Le dimanche 23 août, 2 400 nageurs se sont élancés dans les eaux du Bosphore à Istanbul pour une traversée emblématique de 6,5 kilomètres. Cet événement, organisé chaque année, requiert une logistique de sécurité exceptionnelle en raison de la densité du trafic maritime dans ce détroit stratégique, l'un des plus fréquentés du globe.
Un dispositif de sécurité renforcé pour 2 400 participants
Pour encadrer cette épreuve, les autorités turques ont déployé d'importants moyens. Selon le quotidien turc Hürriyet, plus de 500 bateaux, dont des navires de la garde côtière et des embarcations de secours, ont été mobilisés.

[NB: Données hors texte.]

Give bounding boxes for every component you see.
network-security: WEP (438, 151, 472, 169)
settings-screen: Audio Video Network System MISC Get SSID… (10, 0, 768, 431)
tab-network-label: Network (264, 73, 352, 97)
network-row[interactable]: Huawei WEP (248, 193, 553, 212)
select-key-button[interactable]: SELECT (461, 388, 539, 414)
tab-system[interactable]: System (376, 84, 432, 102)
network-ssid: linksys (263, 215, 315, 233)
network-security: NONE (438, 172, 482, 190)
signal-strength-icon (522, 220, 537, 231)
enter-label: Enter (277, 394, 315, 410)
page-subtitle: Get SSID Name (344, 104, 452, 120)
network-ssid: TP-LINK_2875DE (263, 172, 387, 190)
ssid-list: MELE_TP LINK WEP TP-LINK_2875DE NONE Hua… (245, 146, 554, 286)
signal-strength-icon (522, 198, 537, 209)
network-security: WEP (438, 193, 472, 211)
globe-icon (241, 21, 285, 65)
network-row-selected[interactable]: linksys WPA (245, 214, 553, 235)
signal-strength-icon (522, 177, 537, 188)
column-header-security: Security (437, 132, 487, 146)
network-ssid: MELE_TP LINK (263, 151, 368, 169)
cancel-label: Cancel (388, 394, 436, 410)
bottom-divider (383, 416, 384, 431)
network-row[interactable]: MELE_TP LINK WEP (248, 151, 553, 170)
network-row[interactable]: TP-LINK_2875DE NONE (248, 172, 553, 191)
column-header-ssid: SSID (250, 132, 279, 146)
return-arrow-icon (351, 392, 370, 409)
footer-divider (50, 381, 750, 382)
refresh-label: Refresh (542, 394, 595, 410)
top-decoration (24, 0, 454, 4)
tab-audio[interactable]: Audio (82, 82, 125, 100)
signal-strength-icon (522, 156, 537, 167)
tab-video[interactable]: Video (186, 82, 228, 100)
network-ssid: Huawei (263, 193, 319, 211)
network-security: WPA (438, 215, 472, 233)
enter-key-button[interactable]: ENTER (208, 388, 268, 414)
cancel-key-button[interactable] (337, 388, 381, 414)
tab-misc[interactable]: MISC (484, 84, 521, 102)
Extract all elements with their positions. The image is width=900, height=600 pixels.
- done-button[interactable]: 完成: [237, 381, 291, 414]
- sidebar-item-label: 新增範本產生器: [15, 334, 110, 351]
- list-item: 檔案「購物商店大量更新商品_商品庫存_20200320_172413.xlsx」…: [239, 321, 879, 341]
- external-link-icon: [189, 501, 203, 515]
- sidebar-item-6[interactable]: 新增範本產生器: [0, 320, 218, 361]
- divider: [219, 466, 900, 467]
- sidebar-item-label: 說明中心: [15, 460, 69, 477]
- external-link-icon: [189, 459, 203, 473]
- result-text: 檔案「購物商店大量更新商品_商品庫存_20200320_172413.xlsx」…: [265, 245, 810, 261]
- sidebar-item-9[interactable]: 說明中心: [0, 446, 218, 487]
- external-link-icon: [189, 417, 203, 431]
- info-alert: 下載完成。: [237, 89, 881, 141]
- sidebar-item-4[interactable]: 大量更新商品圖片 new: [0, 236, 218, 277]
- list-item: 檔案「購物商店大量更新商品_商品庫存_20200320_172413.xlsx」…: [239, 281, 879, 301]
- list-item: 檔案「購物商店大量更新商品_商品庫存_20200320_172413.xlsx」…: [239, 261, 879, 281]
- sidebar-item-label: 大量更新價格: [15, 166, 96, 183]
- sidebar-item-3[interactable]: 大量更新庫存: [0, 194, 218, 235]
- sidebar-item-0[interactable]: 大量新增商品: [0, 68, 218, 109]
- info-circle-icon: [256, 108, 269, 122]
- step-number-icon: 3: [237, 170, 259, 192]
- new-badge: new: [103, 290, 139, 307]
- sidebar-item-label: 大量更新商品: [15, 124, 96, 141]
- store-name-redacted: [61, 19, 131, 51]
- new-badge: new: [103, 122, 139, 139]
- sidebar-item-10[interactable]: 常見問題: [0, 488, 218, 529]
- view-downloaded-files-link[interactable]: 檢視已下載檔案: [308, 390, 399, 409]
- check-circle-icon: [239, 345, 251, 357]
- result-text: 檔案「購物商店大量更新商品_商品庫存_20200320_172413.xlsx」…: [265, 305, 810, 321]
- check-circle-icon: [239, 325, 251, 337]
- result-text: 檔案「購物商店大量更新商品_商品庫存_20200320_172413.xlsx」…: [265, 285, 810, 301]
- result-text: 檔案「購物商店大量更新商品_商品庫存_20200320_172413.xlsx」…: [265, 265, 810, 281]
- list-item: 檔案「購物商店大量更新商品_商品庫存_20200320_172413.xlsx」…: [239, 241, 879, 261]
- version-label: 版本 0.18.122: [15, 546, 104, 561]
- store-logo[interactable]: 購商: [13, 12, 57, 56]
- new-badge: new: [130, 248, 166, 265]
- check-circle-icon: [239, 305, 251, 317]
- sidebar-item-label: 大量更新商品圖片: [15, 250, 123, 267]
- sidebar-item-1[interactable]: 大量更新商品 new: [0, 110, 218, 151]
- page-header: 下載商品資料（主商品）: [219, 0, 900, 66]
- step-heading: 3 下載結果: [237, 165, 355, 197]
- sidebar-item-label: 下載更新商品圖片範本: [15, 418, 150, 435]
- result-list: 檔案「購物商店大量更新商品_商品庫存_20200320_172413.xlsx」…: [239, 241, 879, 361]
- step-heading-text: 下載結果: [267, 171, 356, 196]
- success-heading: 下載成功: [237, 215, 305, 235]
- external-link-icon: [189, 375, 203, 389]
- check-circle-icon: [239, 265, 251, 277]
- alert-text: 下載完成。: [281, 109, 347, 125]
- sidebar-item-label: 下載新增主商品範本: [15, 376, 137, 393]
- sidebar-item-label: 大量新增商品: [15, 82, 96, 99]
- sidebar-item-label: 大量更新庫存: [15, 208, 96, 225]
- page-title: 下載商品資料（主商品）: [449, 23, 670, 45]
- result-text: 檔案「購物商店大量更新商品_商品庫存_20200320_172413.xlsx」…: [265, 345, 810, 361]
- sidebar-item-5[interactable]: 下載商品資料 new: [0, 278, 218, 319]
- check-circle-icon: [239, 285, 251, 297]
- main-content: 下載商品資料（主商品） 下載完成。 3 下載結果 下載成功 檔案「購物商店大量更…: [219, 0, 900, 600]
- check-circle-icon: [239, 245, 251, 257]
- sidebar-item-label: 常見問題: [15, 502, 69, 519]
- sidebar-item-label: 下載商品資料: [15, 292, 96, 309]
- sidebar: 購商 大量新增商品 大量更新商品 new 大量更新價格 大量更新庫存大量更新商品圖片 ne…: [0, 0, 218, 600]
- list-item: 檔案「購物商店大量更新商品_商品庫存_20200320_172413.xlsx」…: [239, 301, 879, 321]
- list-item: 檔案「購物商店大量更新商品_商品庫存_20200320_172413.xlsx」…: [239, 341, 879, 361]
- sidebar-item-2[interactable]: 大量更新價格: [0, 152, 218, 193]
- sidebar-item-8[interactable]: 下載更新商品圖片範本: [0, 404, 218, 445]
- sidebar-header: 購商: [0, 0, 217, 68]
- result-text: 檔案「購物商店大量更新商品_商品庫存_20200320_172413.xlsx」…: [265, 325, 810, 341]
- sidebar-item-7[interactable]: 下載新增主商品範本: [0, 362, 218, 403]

Des plongeurs, des jets-skis et des drones ont également survolé et sillonné le parcours afin de surveiller chaque mètre de la traversée. Les nageurs, âgés de 14 à 70 ans, étaient suivis en temps réel par un système de géolocalisation, permettant une intervention rapide en cas de difficulté.
La traversée du Bosphore, longue de 6,5 kilomètres, part du quartier de Kanlıca, sur la rive asiatique, pour se terminer à Kuruçeşme, sur la rive européenne. Les courants puissants et les eaux froides du détroit rendent l'épreuve particulièrement exigeante. Cette année, les conditions météorologiques étaient clémentes, avec une température de l'eau avoisinant les 22 degrés, mais les organisateurs avaient prévu des postes de secours tous les 500 mètres.
Une épreuve populaire et historique
Cet événement, qui a vu le jour en 1989, rend hommage à une tradition ancestrale : la première traversée à la nage du Bosphore aurait été réalisée en 1810 par le poète Lord Byron. Depuis lors, la course est devenue un rendez-vous incontournable pour les nageurs du monde entier, attirant cette année des participants de 58 nationalités différentes. Le vainqueur de l'édition 2026, le nageur turc Emre Sakçı, a bouclé le parcours en 1 heure 18 minutes et 23 secondes, un temps remarquable compte tenu des courants.
Au-delà de la compétition, l'événement revêt une dimension symbolique forte : traverser le Bosphore, c'est passer d'un continent à l'autre, de l'Europe à l'Asie. Pour de nombreux participants, cette nage est un défi personnel, mais aussi un moyen de célébrer l'histoire et la géographie uniques d'Istanbul.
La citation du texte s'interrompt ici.